12:06 A: Most interested in the relationship between the different religious genres. We are talking about the pre-canonical period, during which the transmission of the material all took place in the same context and was carried by the same actors. Knowing about this might also inform us about the tools of canonization. The Quran has never been isolated (14:50) from other texts. We debate about the relationship of the Quran to the biblical material, etc., but there is a larger pool of material too.
15:20 Q: Is there anything beyond that general pool of biblical material (e.g. Christian and Jewish, and its various sects, literatures, and variations), that you believe is relevant when we come to the Qurʾan?
16:42 A: I am very curious to learn how the various materials interact beyond the levels of composition and textual analysis, but rather at the level of the people and the actors, and how the learned milieu grew, and where, and in relation to which kinds of political decisions or institutions. Among other things (18:30) we may want to know who were the translators [i.e. of the biblical materials into Arabic (19:20)].
19:50 Transition to discussion of the Sanaa Palimpsest
20:50 What is a palimpsest?
22:00 Nature of the variance in the upper and lower texts of the Sanaa Palimpsest, and nature of the variance between these and later manuscripts.
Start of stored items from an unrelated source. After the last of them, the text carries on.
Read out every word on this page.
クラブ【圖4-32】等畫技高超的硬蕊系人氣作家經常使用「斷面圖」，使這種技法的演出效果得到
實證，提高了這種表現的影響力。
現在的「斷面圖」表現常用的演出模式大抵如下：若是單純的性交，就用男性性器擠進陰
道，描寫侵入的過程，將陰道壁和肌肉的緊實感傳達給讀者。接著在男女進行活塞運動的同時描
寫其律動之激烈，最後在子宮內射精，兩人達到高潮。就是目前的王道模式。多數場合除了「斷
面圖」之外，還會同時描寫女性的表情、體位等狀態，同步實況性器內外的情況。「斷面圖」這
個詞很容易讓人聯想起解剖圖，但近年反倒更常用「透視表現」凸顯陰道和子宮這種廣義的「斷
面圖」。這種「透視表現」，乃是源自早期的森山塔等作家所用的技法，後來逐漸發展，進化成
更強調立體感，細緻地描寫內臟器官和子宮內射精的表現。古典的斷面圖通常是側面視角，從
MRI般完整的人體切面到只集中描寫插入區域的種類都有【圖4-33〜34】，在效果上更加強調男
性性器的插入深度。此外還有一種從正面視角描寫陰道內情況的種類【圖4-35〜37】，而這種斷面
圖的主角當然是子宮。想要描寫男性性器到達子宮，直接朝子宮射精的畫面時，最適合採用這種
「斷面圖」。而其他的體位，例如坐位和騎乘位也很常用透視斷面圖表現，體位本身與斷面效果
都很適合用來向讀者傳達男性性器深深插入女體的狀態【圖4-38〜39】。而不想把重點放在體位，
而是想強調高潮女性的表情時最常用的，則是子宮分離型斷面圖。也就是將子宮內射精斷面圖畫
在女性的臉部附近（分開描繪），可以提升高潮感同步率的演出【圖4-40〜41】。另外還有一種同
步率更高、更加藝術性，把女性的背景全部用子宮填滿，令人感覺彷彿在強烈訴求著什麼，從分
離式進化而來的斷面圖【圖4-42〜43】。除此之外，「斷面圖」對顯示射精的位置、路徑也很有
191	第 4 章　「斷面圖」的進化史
Hilali’s book an edition, not full development of a new theory. Others (including Elisabeth Puin and also Behnam Sadeghi) have also made editions of the Sanaa Palimpsest.
26:20 Hilali talks about her opinion of the Sanaa Palimpsest as not intended to be part of a codex in the first place. She did not succeed (27:15) in reconstructing various passages in ways that aligned with (for example) the codex of Ibn Mas’ud, as did some colleagues.
28:55 Discussion of the term “variations” versus the term “variants.” The term “variant” implies a standard, a reference point.
29:25 Hilali’s opinion that the Sanaa Palimpsest page was not intended to be conserved. In addition to the quality of the page, there were orthographic errors made on fols 6a and 9b (30:5).
30:20 Discussion of the “reading instruction” la-taqul bismilla (Don’t say bismillah) on 5a, at the beginning of Sura 9. She believes context was dictation, and that this page was not intended to be conserved in a codex.